Depois o cura de-Paul voltou os seus olhos para os problemas
de mendicância e para os enfermos desamparados. Inventou então as
sociedades das Senhoras de Caridade - damas da sociedade, fidalgas e
burguesas (entre elas contou Maria de Gonzaga que depois foi Rainha da
Polônia), que deveriam pessoalmente ir levar recursos e assistência aos
necessitados. Quase todas as grandes damas do tempo formaram ao seu lado;
mas apesar de tão altas protetoras, cujos recursos materiais e políticos
garantiam a extensão e sobrevivência da obra, o santo verificou que a
caridade das duquesas e princesas padecem de um vício básico: o próprio
fato de continuarem as Senhoras de Caridade a serem grandes damas. Chocou-o
profundamente saber, por exemplo, que as ilustres congregadas, nas suas
visitas aos pobres, não se baixavam a levar pessoalmente as esmolas de
virtualhas e roupas: mandavam em seu lugar as criadas. E S. Vicente não
queria uma caridade por procuração, mas caridade direta, de mão para mão,
uma caridade corpo-a-corpo, se o ouso dizer. A ferida que se lava e se
cura, a cama suja que se troca, a fome a que se acode cozinhando na própria
cabana do pobrezinho a sopa e o mingau.
Foi dessa necessidade que nasceu a grande revolução vicentina.
Um novo tipo de comunidade religiosa, cuja direção foi entregue à famosa “Mille Le Gras”, ou seja, a nossa Luiza de
Marillac.

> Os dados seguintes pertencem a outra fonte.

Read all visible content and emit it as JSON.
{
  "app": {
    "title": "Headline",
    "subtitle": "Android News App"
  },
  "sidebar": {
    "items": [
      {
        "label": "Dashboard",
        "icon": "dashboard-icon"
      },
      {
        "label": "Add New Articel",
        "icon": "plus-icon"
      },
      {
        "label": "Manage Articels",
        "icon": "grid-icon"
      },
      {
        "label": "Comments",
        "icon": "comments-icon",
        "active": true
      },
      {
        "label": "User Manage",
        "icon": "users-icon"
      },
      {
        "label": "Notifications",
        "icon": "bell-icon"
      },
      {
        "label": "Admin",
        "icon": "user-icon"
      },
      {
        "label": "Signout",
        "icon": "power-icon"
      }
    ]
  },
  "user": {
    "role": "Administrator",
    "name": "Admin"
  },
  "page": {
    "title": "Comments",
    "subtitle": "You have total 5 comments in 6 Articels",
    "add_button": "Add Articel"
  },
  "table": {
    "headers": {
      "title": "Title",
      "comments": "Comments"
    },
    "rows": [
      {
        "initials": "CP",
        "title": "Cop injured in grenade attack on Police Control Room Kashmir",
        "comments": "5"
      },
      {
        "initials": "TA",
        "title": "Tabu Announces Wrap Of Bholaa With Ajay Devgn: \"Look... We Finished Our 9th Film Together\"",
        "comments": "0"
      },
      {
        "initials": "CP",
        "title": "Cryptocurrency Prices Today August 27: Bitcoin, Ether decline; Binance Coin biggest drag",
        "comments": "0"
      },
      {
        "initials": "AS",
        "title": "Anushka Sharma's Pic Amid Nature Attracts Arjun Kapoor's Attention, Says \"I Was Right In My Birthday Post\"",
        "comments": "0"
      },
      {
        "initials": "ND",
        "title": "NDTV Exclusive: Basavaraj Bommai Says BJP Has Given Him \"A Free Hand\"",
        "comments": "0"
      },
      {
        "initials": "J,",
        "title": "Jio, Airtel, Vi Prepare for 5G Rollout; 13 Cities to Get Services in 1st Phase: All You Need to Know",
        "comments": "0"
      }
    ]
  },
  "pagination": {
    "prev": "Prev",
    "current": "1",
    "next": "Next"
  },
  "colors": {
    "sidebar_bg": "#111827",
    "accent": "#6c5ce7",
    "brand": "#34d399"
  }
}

Até então a vocação religiosa feminina só conhecia um caminho: a
contemplação e o claustro. S. Vicente descobriu uma fórmula inédita: nada
de freiras emparedadas em conventos, cuidando apenas da sua alma. As suas
seriam militantes, praticando a caridade com as próprias mãos. "...que elas não tenham ordinariamente
por mosteiro senão as casas dos doentes; por cela, um quarto de aluguel;
por capela, a igreja da paróquia; por claustro, as ruas da cidade e as
salas dos hospitais; por clausura, a obediência; por grades, o temor de
Deus; por véu, a santa modéstia." É essa a regra básica
das Irmãs de Caridade, ou filhas de S.Vicente. Donzelas de virtude
intocada, criadas na abastança, fidalgas, burguesas e filhas do povo - em
toda parte seriam recrutadas. S.Vicente lhes acenava com uma vocação
diferente, que na época quase chegou a causar escândalo. Não as vestia de
freiras, e o trajo que ainda hoje usam as Irmãs de Caridade, é a roupa
comum às mulheres do povo naquele tempo: - por sobre o camisolão de linho
branco, saia e casaco de lã grosseira, um grande avental; à cabeça a touca
engomada, como abrigo e como recato.
Há, na santidade de Vicente de Paulo um elemento que o
aproxima especialmente de nós, no nosso século tumultuoso. É a sua condição
de ativista, de homem atuante, de operário de Deus, que enfrenta o mal
pegando-o pelos chifres, em vez de apenas o exorcizar. Com a sua energia de
camponês, o seu bom senso popular, fez da caridade uma tarefa do corpo,
além de uma exaltação da alma. S. Vicente é um santo que a gente entende,
e, como o entende, ama-o melhor que aos outros, os que sobem às altas
esferas da doutrina e do misticismo. S. Vicente, contemporâneo de Richelieu
e de Luiz XIV, soube ensinar a um mundo ofuscado por esses dois que foram o
alfa e o ômega do Grande Século, que além da grandeza política, além do
orgulho nacional, além do poder e da pompa de Rei, existe uma glória maior,
mais duradoura: a glória humilde de servir, de enxugar lágrimas e sarar
dores.
Trezentos anos se passaram. De Richelieu e Luiz, o Sol, que
resta? Pedras mortas, páginas de livros. Mas a obra de Vicente de Paulo
está aí, viva, palpitante, eterna, maior ainda que em vida do santo,
multiplicada muitas vezes. Não há lugar perdido no Mundo, na Europa, na
Ásia, na África, na América ou na Oceania, que não apareça nos mapas da
caridade como parte de uma província Vicentina. Hospitais, orfanatos,
escolas, asilos - qualquer forma de caridade elas revestem.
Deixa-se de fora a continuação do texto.